Duas outras características comuns àquelas residências eram a presença tanto de cisternas para captação de água como o cultivo de plantas para fins culinários e medicinais. Invariavelmente, tal plantio era realizado em pequenos canteiros ou em latas vazias, como ocorria na casa da vó Tê.
Enquanto Ana Cleide e Glacylene preparavam o café, Lindomar e eu permanecemos na sala observando as crianças brincarem. Mica e Denílson corriam com o Biscoito na frente da casa, enquanto Robson, sentado sobre uma pilha de tijolos, os observava serenamente. Pedi licença a Lindomar e me aproximei de Robson na esperança de instigá-lo a tomar parte na brincadeira:
p. 31— Aí Robson?

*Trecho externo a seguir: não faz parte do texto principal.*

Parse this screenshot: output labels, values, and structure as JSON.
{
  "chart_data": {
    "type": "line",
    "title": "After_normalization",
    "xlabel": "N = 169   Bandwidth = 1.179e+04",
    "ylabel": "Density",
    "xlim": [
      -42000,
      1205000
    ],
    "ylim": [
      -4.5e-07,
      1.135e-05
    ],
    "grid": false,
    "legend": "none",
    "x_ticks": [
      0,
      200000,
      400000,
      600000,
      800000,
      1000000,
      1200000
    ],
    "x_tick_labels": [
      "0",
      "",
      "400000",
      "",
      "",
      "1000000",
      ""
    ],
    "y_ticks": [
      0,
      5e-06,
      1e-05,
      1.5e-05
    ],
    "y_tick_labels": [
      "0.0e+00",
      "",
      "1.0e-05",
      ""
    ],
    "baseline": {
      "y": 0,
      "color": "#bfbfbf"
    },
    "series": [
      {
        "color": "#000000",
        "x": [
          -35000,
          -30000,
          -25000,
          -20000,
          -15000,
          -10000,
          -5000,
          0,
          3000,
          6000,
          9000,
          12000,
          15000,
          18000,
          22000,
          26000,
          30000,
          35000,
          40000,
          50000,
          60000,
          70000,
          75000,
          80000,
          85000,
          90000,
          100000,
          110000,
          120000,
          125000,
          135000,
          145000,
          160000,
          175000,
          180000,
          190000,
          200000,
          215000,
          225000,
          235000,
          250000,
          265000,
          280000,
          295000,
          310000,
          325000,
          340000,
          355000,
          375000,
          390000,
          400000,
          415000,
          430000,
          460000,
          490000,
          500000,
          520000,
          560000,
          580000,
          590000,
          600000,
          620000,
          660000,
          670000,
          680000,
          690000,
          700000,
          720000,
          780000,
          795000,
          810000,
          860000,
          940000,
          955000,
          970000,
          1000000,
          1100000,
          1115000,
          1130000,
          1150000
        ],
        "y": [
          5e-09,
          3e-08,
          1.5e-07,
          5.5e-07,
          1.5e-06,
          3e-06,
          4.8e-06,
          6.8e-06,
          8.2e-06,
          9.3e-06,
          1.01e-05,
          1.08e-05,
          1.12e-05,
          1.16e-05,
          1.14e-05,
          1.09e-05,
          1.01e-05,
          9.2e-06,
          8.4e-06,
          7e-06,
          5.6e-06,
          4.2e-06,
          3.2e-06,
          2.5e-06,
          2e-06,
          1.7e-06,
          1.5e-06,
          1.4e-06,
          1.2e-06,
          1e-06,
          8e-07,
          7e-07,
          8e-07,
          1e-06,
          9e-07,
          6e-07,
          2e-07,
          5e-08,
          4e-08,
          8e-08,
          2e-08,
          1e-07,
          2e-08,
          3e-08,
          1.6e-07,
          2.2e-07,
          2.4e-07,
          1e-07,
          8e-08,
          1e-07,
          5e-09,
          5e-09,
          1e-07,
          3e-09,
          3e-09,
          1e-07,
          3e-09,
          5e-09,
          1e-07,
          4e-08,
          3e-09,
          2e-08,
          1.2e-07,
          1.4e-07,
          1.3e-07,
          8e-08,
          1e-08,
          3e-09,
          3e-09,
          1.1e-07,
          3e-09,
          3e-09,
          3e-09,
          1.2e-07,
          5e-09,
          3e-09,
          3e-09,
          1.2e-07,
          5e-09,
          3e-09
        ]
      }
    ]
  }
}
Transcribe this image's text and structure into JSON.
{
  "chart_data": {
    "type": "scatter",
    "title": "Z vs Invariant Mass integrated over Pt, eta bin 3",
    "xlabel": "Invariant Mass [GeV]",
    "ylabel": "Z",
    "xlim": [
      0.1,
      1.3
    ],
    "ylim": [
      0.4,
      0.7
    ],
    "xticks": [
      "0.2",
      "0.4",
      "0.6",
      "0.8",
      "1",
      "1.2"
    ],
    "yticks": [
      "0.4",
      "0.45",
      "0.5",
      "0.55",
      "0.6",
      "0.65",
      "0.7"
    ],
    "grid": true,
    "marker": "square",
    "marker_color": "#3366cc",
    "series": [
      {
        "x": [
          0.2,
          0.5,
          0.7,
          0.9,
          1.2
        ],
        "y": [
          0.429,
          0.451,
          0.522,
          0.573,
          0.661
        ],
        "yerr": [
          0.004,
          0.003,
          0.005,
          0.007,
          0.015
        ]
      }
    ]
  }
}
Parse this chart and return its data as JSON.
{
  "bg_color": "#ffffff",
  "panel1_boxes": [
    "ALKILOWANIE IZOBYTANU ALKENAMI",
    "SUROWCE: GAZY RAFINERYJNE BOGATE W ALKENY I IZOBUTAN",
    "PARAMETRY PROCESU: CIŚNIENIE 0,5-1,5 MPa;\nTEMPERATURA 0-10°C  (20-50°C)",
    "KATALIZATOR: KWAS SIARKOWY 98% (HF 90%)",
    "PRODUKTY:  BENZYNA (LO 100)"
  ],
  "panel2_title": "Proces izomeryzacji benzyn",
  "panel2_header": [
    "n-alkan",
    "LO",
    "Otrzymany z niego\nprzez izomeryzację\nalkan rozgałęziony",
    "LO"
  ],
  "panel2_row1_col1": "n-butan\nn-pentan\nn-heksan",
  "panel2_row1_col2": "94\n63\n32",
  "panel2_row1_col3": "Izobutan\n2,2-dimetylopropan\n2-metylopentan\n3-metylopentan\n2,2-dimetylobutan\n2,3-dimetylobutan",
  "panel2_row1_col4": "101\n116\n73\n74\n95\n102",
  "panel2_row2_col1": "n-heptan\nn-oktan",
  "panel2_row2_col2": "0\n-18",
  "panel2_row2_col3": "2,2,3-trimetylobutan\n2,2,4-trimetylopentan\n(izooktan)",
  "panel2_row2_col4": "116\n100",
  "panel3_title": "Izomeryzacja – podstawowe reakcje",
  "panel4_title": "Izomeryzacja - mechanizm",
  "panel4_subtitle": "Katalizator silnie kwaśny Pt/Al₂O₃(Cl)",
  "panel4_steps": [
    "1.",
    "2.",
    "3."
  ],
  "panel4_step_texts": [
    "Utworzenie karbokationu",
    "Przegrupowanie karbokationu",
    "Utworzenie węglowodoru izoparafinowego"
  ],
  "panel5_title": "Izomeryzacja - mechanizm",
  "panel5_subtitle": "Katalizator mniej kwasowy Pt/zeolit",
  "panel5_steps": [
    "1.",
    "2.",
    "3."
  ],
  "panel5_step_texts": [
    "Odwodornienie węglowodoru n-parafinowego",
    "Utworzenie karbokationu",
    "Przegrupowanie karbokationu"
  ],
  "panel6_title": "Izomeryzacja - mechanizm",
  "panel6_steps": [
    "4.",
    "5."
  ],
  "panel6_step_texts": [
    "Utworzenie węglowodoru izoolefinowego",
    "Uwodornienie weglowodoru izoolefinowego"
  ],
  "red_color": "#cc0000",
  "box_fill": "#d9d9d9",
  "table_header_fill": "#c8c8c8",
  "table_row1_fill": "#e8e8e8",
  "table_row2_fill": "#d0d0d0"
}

O tio Ton teve uma ideia! O que acha de chamarmos aqueles dois para uma aposta? Uma corrida até a venda da esquina. Quem chegar primeiro escolhe o sabor do pote de sorvete que o tio Ton vai comprar para todos.
Sem demonstrar entusiasmo, Robson desceu da pilha de tijolos, limpou o pó das mãos em seu calção, ensaiou um discretíssimo sorriso e pronunciou um acanhado “tá bom tio”.
Assim, convoquei Mica e Denílson para a competição. Risquei no chão a linha de largada, defini o trajeto e pedi que ficassem atentos ao meu comando. Porém, antes de eu dar o sinal, Mica se aproximou de Robson dizendo-lhe:
— Não fique com medo. Se não quiser, não precisa entrar na venda.
Aquilo me deixou intrigado. Contudo, preferi não dar importância para não deixar o Robson constrangido.
E Robson correu o mais rápido que pôde. Foi o primeiro a chegar à venda. Mas, conforme sugeriu Mica, não quis entrar. Respeitei a sua decisão. E para garantir a premiação, pedi ao Mica que lhe perguntasse qual era o sabor do sorvete de sua preferência. Mica me olhou por um momento e antecipou:
— Tio Ton? O Robson quer que o Denílson escolha o sabor do sorvete.
Temendo trair a confiança de Robson, fui até a porta da venda para saber de sua decisão. Retraído, Robson virou-se para outro lado, abaixou a cabeça e me perguntou:
— O Denílson pode escolher pra mim, Tio?
Comprei o sorvete sugerido por Denílson e voltamos para a casa de Lindomar. No caminho fiquei me perguntado se o Mica não teria lido os pensamentos de Robson. Não sei. Talvez eu já estivesse autossugestionado.